– Я знаю, что в данное время вы находите более удобным жить на континенте… – заметил Бекингем, вновь наполняя бокалы.
– Можно и так сказать, сэр.
– Но тем не менее вы сейчас в Лондоне, буквально в двух шагах от Уайтхолла.
– Я приехал в Англию на неделю-другую, повидаться с семьей, – объяснил Кромвель. – Мы не виделись долгих восемь лет.
– Разве ваши родные живут не в деревне?
– Моя старшая дочь Элизабет приехала в Лондон.
– Вы должны дать мне знать, если я могу хоть как-то помочь вам или вашей семье. Возможно, я бы не затронул эту тему, если бы не печальные слухи… Полагаю, небольшая ссуда могла бы облегчить ваше положение.
Кромвель почувствовал, как у него запылали щеки.
– Вы слишком добры, сэр.
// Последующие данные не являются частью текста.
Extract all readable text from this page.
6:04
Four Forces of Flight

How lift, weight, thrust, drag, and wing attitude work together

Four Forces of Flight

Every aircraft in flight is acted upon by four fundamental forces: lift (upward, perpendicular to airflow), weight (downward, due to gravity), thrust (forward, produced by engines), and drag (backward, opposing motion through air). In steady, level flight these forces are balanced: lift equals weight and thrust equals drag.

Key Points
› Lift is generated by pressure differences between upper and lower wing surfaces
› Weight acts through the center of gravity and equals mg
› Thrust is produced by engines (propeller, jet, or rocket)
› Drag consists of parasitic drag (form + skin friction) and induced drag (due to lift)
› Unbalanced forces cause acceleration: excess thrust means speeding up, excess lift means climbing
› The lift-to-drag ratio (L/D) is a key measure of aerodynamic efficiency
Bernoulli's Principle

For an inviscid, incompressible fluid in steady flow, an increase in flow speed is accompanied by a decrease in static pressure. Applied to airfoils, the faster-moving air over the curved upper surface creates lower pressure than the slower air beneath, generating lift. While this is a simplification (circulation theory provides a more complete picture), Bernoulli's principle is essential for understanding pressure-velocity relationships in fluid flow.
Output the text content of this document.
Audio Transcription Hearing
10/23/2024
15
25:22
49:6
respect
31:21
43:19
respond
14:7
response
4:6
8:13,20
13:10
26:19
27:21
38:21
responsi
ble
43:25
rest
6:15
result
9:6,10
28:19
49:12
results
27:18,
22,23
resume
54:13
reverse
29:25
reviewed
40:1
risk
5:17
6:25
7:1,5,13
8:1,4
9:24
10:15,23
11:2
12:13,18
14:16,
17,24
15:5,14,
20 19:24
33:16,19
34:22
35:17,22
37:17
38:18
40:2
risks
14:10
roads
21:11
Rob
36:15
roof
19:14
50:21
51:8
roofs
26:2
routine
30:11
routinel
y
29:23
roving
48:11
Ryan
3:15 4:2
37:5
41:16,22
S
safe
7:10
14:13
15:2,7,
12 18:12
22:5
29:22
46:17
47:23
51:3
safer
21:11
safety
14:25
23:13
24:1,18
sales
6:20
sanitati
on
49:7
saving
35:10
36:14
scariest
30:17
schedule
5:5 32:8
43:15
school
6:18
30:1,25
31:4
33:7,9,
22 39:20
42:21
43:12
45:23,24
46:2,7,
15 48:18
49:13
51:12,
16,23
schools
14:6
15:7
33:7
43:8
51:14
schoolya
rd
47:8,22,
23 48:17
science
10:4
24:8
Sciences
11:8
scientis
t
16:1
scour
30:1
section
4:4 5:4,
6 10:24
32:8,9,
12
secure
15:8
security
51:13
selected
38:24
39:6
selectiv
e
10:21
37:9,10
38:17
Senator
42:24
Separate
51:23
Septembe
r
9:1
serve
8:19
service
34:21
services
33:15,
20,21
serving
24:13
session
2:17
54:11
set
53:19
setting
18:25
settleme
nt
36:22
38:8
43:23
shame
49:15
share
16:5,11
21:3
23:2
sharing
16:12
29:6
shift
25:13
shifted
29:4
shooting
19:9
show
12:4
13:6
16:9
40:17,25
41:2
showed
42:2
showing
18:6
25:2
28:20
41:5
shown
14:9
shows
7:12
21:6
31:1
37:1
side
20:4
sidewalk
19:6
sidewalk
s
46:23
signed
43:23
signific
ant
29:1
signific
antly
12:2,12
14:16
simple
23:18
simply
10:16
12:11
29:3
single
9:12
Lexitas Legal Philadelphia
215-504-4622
Но…
– Для меня было бы истинным удовольствием помочь вам любым способом, каким только смогу, – перебил его Бекингем. – Разумеется, я бы с радостью пригласил вас с дочерью пожить здесь сколько захотите, если бы не опасался, что это может привлечь нежелательное внимание, а сие нам обоим совершенно ни к чему. – Он замолчал и провел рукой по лбу с таким изяществом, словно бы долго репетировал этот жест. – Вероятно, есть и другие причины, почему вы бы сами этого не захотели.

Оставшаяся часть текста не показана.